Thursday, 3 Oct 2024

R. Kelly was found guilty of racketeering and 8 counts of sex trafficking.

The singer R. Kelly, who for years dominated the world of R&B music, was found guilty on Monday of being the ringleader of a decades-long scheme to recruit women and underage girls for sex.

After nine hours of deliberations, the jury in the singer’s criminal trial in federal court in Brooklyn convicted him of racketeering and eight violations of an anti-sex trafficking law, after beginning its deliberations Friday afternoon.

The high-profile trial was the first of the Me Too-era where a large majority of the defendant’s accusers were Black women, and the trial was widely seen as a test of the inclusivity of the broader movement to hold powerful men accountable for sexual misconduct.

For Mr. Kelly, the verdict represents the first criminal consequence after decades of murmurs and accusations of sexual abuse and other misbehavior.

Mr. Kelly, once one of the biggest names in popular music, now faces the possibility of life in prison, capping a remarkable reversal of fortune. As the verdict was read, he sat motionless in the courtroom, wearing a navy blue suit and glasses, with his facial expression hidden behind a mask.

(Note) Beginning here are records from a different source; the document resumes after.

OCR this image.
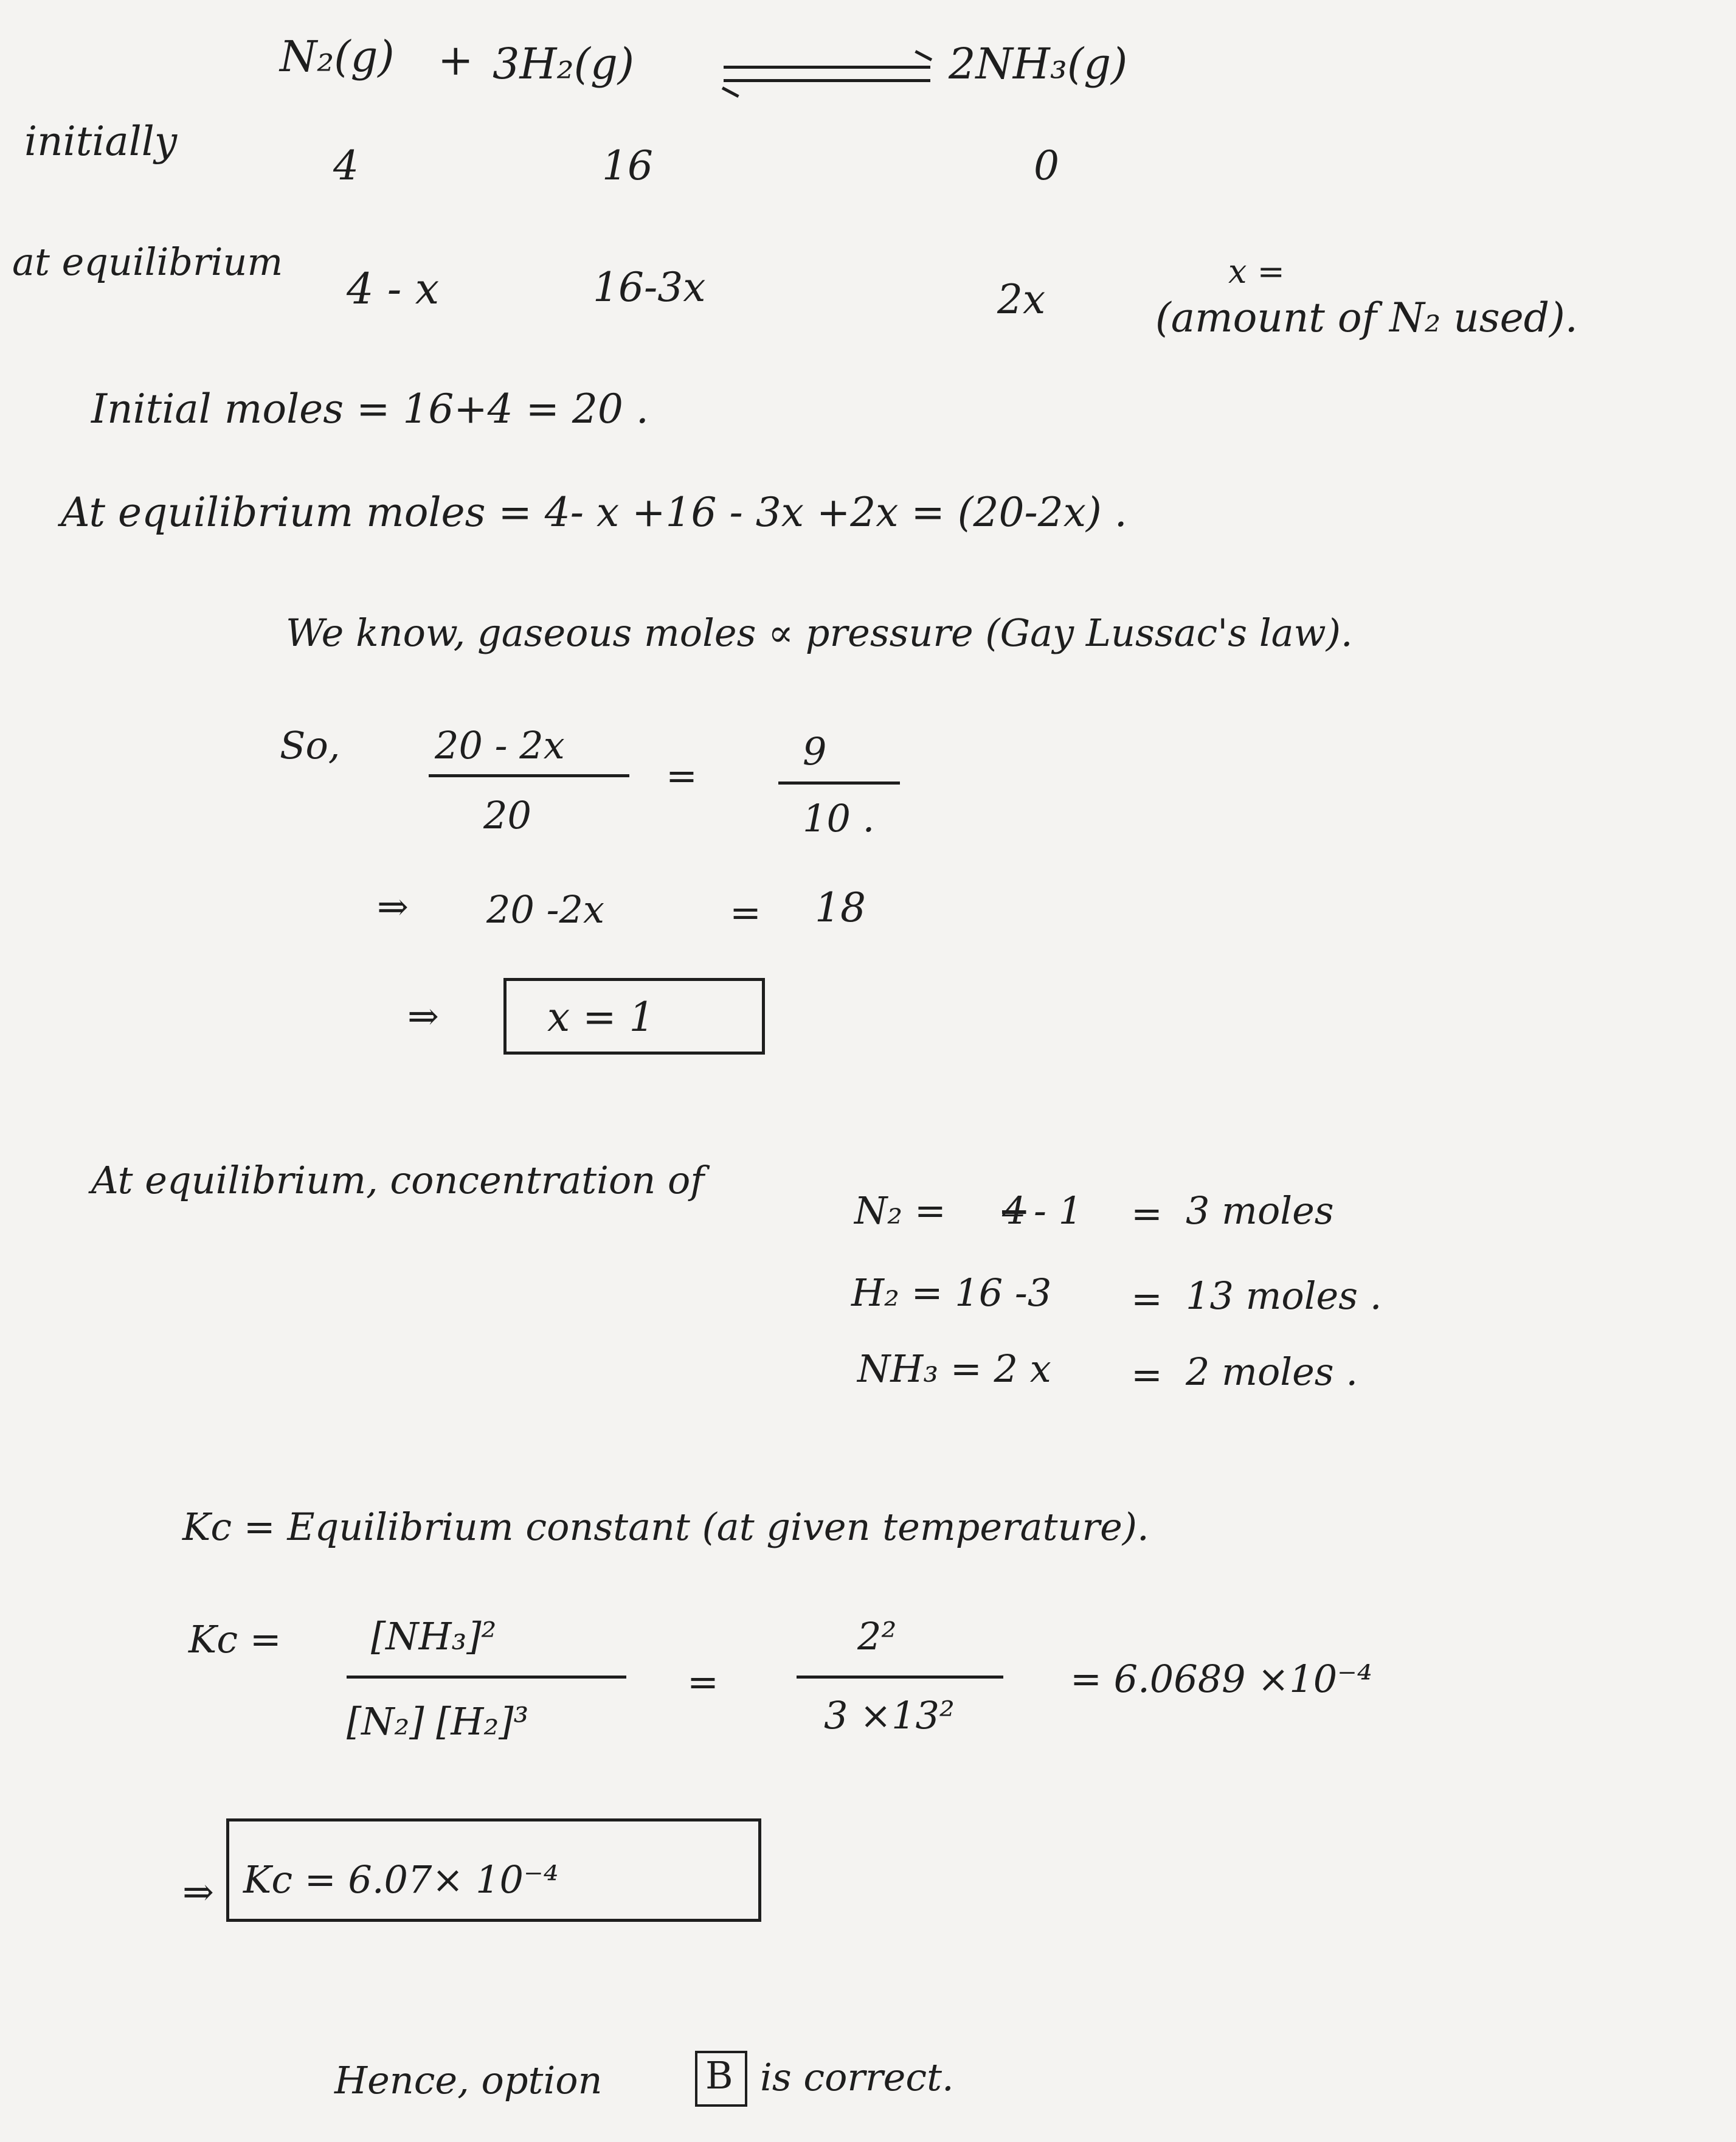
N₂(g) + 3H₂(g)	2NH₃(g)
initially
4	16	0
at equilibrium
4 - x	16-3x	2x
x =
(amount of N₂ used).
Initial moles = 16+4 = 20 .
At equilibrium moles = 4- x +16 - 3x +2x = (20-2x) .
We know, gaseous moles ∝ pressure (Gay Lussac's law).
So,	20 - 2x
20
=
9
10 .
⇒ 20 -2x	= 18
⇒	x = 1
At equilibrium, concentration of
N₂ = 4 - 1 = 3 moles
H₂ = 16 -3 = 13 moles .
NH₃ = 2 x = 2 moles .
Kc = Equilibrium constant (at given temperature).
Kc = [NH₃]²
[N₂] [H₂]³
=
2²
3 ×13²
= 6.0689 ×10⁻⁴
⇒ Kc = 6.07× 10⁻⁴
Hence, option	B is correct.
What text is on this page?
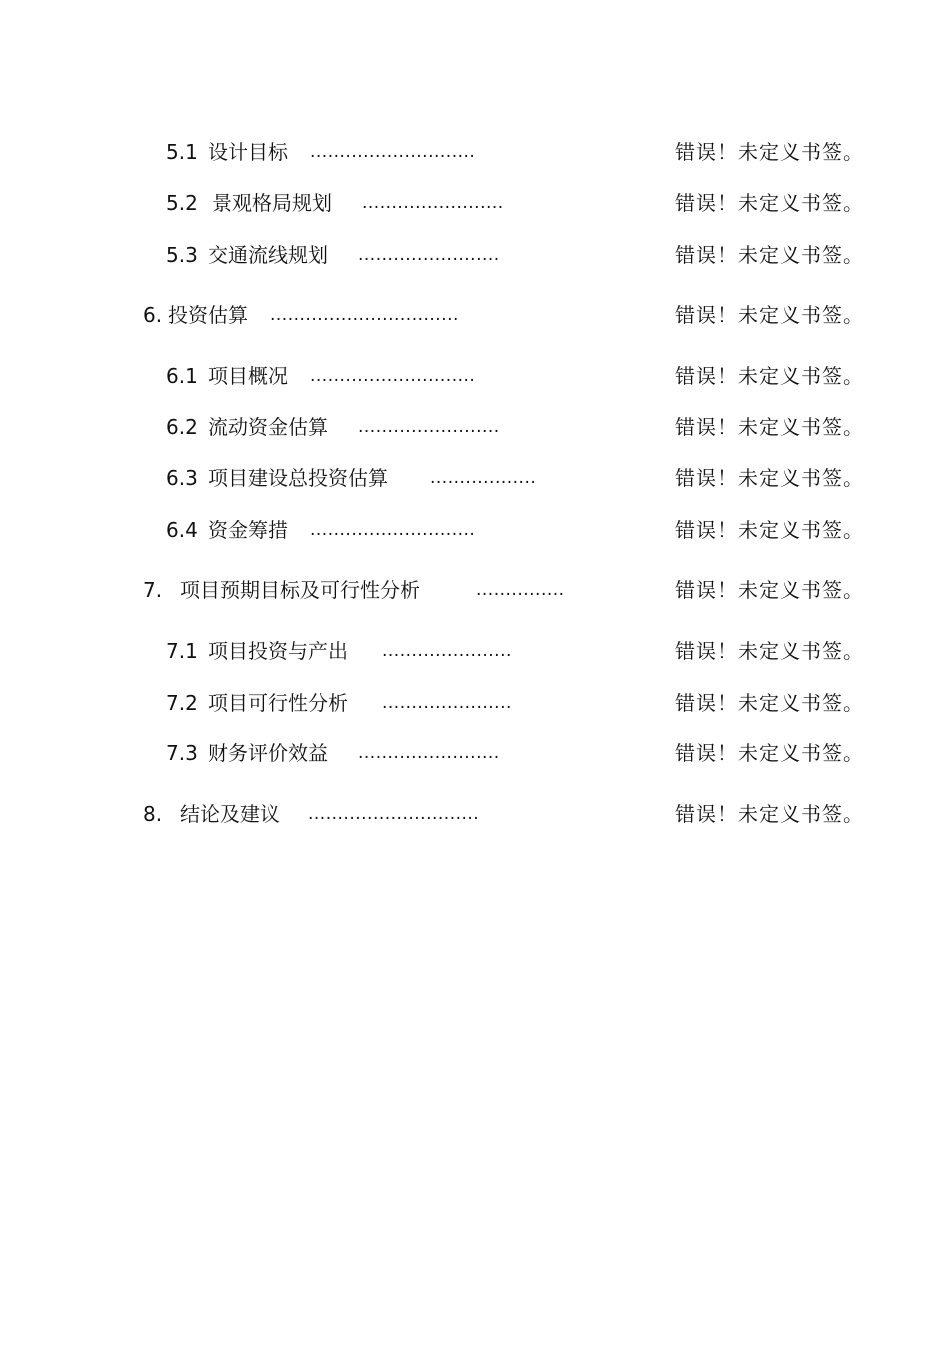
5.1 设计目标 ............................	错误！未定义书签。
5.2 景观格局规划 ........................	错误！未定义书签。
5.3 交通流线规划 ........................	错误！未定义书签。
6. 投资估算 ................................	错误！未定义书签。
6.1 项目概况 ............................	错误！未定义书签。
6.2 流动资金估算 ........................	错误！未定义书签。
6.3 项目建设总投资估算 ..................	错误！未定义书签。
6.4 资金筹措 ............................	错误！未定义书签。
7. 项目预期目标及可行性分析	...............	错误！未定义书签。
7.1 项目投资与产出 ......................	错误！未定义书签。
7.2 项目可行性分析 ......................	错误！未定义书签。
7.3 财务评价效益 ........................	错误！未定义书签。
8. 结论及建议 .............................	错误！未定义书签。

His sentencing hearing is scheduled for May 4.

Mr. Kelly once evaded criminal punishment in 2008 when he was acquitted on 14 counts in a highly publicized child pornography case that loomed over the New York trial in the minds of many observers. But federal prosecutors in Brooklyn built a much stronger case against him this time.

The conviction is likely to further diminish the widespread public image that Mr. Kelly enjoyed through the early 2000s as a charismatic and genre-redefining lyricist. The persona began to collapse in the public eye as his conduct came under new scrutiny at the height of the Me Too movement.

Over the course of the six-week trial, prosecutors described in harrowing detail an ecosystem of torment and abuse, with evidence that extended from recent years as far back as 1991.

Prosecutors called nearly four dozen witnesses who testified about how the singer’s public persona as an infectiously charismatic virtuoso disguised a calculated and controlling predator. The witnesses included nine women and two men who accused Mr. Kelly of abuse or other misconduct, and eight of Mr. Kelly’s former employees.

The singer’s lawyers, homing in on minor changes in aspects of witnesses’ stories over time, sought to convince the jurors that any sexual activity involving him and his accusers was consensual and that the accounts of abuse and misconduct had been fabricated. The defense team tried to portray Mr. Kelly as an altruistic romantic partner who regarded the women around him as family and had been blindsided by their allegations.

But the seven men and five women on the jury ultimately sided with the government.